From AFP...
“Children, create something new!” composer Richard Wagner famously said at the opening of the first-ever Bayreuth Festival in 1876.
While there is no new production at this year’s festival, the 98th edition, which opened on Saturday and runs until August 28, Wagner’s great-granddaughters, Eva Wagner-Pasquier and Katharina Wagner, have come up with a brainchild to make Wagner’s music accessible to a wider and younger audience.
Entitled “Wagner for Kids”, the series is part of the new-look Bayreuth under Eva’s and Katharina’s leadership.
Just three-and-a-half hours before the curtain went up on the world’s oldest and most prestigious summer music festival on Saturday, six-to-10 year olds were treated to their own performance of Wagner’s first mature opera, The Flying Dutchman, in a version made palatable for kids.
The excitement was tangible as around 200 children, and their parents, waited for entry to the premiere on a rehearsal stage next to the Festspielhaus theatre, the opera house built to Wagner’s own designs.
Tickets for all 10 performances were sold out within hours of them going on sale: the children get in for free, while accompanying adults must pay 20 euros.
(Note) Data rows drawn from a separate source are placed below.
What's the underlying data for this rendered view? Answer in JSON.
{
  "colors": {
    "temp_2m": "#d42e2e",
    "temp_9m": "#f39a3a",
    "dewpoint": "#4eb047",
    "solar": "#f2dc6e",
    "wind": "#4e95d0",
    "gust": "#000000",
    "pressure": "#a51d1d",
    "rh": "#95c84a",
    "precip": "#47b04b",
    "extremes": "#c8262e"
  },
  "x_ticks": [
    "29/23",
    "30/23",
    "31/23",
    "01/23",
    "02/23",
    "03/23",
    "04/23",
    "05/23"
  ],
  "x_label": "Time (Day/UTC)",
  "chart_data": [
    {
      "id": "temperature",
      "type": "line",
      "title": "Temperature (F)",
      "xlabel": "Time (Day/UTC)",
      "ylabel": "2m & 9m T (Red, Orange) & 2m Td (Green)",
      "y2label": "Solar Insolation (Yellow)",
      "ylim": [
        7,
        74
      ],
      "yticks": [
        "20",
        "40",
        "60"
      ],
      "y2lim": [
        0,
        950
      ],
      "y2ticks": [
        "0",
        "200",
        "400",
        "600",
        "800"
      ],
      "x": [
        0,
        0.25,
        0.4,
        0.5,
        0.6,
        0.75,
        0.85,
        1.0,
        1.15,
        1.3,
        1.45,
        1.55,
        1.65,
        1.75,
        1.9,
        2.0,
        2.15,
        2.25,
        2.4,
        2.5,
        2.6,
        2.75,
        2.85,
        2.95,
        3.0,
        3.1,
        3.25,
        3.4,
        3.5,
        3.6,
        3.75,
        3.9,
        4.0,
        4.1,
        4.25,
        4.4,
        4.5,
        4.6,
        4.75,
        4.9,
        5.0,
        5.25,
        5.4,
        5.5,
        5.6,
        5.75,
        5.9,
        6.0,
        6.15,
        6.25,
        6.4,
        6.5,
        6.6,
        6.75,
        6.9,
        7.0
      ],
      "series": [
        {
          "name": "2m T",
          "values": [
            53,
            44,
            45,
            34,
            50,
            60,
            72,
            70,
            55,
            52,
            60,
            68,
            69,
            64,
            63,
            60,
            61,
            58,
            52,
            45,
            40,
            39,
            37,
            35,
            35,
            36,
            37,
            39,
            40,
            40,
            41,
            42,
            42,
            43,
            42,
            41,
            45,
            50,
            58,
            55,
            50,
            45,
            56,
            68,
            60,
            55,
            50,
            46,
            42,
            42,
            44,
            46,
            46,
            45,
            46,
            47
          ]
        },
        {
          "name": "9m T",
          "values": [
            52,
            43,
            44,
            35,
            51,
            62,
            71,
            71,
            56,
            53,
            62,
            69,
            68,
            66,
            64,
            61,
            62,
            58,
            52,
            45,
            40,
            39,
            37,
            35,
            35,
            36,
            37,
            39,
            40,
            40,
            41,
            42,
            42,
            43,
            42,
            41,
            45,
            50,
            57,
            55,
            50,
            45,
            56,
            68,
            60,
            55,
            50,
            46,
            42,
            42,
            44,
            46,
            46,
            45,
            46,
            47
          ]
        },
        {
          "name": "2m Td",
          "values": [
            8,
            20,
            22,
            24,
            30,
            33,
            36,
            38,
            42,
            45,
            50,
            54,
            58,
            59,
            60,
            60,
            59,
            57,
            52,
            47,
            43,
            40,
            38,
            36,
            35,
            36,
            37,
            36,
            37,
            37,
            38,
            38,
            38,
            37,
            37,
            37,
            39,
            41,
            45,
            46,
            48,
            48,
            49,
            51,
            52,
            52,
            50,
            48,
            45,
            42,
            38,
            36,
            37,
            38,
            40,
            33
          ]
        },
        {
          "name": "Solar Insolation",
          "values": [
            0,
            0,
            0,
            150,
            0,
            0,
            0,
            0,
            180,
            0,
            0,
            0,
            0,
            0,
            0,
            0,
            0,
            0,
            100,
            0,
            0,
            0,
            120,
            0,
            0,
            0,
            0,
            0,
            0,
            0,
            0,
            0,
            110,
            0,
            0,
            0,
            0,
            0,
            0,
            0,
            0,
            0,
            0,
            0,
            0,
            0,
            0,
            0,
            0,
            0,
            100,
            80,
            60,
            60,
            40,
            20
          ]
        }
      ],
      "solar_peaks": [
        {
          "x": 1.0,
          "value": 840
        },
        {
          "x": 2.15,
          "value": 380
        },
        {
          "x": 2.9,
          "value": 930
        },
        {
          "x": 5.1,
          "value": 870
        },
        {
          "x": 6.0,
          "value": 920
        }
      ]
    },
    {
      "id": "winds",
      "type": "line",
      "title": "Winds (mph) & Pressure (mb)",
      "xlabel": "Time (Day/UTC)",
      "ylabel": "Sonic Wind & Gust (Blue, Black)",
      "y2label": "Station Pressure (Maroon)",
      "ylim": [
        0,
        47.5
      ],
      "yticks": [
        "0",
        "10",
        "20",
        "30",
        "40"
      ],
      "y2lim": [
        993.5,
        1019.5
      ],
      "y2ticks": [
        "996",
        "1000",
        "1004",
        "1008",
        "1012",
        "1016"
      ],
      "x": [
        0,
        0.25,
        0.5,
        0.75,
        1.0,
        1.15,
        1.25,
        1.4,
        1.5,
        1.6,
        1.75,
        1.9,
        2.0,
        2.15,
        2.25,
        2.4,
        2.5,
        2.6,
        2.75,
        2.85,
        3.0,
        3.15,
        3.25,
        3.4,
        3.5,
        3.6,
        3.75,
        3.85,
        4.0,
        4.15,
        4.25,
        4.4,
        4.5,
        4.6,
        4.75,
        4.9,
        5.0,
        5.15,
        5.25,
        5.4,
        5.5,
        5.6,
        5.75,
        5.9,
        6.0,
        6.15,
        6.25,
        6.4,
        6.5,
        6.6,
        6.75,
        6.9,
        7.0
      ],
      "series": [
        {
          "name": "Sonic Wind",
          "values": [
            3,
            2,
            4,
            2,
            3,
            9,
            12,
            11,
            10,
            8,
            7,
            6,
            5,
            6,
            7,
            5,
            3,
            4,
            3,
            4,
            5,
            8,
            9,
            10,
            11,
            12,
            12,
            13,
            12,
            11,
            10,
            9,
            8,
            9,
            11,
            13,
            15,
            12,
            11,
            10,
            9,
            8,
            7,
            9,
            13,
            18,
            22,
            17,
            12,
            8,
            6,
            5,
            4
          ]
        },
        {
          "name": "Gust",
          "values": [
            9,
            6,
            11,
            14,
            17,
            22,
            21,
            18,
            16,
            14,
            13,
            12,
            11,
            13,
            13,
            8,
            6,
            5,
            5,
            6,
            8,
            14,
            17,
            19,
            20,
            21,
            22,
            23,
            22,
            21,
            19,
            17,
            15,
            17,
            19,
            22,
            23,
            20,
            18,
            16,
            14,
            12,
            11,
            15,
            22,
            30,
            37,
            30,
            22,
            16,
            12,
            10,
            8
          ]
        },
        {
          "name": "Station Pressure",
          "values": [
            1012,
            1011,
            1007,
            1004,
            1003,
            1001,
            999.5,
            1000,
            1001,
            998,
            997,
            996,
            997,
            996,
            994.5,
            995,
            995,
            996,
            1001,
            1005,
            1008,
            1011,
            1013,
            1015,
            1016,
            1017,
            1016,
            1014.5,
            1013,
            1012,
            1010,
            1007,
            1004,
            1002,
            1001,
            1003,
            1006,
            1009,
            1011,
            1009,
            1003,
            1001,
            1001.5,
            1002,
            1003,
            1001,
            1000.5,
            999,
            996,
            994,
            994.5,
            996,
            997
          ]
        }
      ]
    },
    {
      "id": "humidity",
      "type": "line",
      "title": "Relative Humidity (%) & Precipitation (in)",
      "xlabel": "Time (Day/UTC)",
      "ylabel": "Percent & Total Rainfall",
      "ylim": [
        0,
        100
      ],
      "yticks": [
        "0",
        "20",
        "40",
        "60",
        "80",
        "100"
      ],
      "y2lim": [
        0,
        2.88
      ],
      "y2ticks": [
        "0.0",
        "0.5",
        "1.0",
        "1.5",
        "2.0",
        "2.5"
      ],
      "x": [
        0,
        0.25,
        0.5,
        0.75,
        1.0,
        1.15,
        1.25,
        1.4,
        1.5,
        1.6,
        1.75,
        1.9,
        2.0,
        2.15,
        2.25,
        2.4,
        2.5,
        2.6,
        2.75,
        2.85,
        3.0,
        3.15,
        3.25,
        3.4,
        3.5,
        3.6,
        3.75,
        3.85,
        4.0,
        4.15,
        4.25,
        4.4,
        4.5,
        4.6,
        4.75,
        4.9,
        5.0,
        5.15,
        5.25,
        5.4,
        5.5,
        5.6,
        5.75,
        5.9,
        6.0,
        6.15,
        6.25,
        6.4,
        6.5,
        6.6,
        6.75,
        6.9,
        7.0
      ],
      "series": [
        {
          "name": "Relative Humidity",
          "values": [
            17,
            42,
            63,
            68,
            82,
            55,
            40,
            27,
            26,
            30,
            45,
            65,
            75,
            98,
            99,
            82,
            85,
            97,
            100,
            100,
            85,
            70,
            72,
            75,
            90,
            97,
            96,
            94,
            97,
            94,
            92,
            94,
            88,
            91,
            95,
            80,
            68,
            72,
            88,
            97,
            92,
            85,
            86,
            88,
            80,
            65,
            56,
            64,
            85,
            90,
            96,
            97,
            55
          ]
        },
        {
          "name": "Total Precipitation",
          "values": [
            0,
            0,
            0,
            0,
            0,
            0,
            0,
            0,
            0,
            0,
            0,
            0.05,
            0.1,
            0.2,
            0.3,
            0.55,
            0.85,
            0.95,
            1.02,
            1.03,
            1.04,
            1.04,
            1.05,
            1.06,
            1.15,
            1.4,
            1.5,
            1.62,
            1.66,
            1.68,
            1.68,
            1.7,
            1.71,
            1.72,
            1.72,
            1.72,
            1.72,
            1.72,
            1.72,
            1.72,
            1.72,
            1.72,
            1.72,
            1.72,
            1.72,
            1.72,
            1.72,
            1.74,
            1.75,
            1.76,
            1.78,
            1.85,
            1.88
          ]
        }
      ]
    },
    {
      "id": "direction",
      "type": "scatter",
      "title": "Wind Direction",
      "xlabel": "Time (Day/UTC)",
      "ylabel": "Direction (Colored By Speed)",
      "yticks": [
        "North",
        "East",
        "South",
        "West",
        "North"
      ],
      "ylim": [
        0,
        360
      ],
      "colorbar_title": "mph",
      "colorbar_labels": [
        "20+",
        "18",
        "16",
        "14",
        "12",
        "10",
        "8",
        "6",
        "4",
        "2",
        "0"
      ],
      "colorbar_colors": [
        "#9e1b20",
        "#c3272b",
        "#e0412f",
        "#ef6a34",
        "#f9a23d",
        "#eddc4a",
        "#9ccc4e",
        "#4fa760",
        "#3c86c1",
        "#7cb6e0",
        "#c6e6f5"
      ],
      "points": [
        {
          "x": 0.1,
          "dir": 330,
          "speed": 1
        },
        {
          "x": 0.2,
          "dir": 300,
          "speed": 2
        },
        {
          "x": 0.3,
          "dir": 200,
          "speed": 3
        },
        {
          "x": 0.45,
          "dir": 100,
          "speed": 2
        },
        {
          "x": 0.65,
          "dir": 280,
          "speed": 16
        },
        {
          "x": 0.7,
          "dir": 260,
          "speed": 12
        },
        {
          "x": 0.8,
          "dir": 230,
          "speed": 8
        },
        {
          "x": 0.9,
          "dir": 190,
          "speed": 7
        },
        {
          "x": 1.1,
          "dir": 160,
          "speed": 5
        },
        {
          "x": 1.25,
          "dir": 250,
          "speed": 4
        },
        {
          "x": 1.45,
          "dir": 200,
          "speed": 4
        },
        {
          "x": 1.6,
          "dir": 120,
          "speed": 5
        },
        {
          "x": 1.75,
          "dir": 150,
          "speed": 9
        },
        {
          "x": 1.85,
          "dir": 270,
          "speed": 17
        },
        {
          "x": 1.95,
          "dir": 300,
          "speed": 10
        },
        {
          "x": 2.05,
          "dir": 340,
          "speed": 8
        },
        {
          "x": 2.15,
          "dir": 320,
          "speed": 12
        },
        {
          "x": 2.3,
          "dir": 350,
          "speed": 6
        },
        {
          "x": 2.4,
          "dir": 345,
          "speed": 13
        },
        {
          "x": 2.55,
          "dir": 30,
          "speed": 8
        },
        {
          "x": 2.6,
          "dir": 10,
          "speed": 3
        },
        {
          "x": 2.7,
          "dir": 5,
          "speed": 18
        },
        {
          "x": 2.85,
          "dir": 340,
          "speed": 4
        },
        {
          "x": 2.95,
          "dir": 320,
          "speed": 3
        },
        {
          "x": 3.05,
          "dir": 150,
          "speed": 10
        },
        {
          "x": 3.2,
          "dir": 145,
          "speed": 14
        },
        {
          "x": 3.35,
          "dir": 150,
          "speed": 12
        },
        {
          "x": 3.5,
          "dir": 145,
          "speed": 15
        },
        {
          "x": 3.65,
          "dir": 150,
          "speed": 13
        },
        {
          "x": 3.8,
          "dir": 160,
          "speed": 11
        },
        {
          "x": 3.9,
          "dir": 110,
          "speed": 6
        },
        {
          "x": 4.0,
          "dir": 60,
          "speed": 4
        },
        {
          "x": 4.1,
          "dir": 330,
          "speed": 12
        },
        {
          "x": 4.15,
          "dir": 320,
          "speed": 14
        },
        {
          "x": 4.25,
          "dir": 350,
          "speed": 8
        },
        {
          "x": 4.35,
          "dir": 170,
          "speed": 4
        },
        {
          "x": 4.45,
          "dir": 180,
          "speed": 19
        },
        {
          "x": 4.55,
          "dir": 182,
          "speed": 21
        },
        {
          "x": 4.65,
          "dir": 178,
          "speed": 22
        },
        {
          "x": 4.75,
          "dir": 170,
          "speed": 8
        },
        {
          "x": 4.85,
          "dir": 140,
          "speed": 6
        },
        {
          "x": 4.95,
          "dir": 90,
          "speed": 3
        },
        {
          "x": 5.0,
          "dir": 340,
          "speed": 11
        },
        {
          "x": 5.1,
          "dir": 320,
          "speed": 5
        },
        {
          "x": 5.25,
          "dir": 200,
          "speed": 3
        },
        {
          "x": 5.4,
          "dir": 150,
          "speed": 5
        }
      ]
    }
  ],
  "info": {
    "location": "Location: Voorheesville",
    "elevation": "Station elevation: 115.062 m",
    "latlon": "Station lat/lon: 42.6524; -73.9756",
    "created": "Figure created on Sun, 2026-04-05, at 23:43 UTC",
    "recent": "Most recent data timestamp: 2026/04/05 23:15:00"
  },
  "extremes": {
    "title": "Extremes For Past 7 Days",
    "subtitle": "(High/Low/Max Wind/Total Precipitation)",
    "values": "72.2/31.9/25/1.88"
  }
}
Author Alexander Busche, director Alvaro Schoeck and conductor Christoph Ulrich Meier have managed to cut The Flying Dutchman, which normally runs for two-and-a-half hours, down to 63 minutes.
And the orchestra has been reduced from about 150 musicians to 19.
An old steersman acts as a narrator, re-telling the story of the Dutch ship captain in search of redemption via a woman’s love.
The costumes of the different characters were designed by the children themselves in a competition launched in schools all over Germany in January.
The project was enthusiastically received by the young audience, and was their first-ever encounter with opera and classical music.
“I really liked it, everything about it. It was great fun,” said 12-year-old Andreas. “The sets were good and you could really follow what was going on.”
Timo, seven, said he particularly liked the sailors’ chorus, while Markus, eight, said he enjoyed the music.
Katharina Wagner, 31, said the aim was to make the series a permanent fixture on Bayreuth’s Green Hill.
The swashbuckling story of The Flying Dutchman means the opera lends itself more easily to a children-friendly version. But that could prove more difficult with Wagner’s later and more complex works such as Tristan and Isolde or Parsifal, Wagner conceded.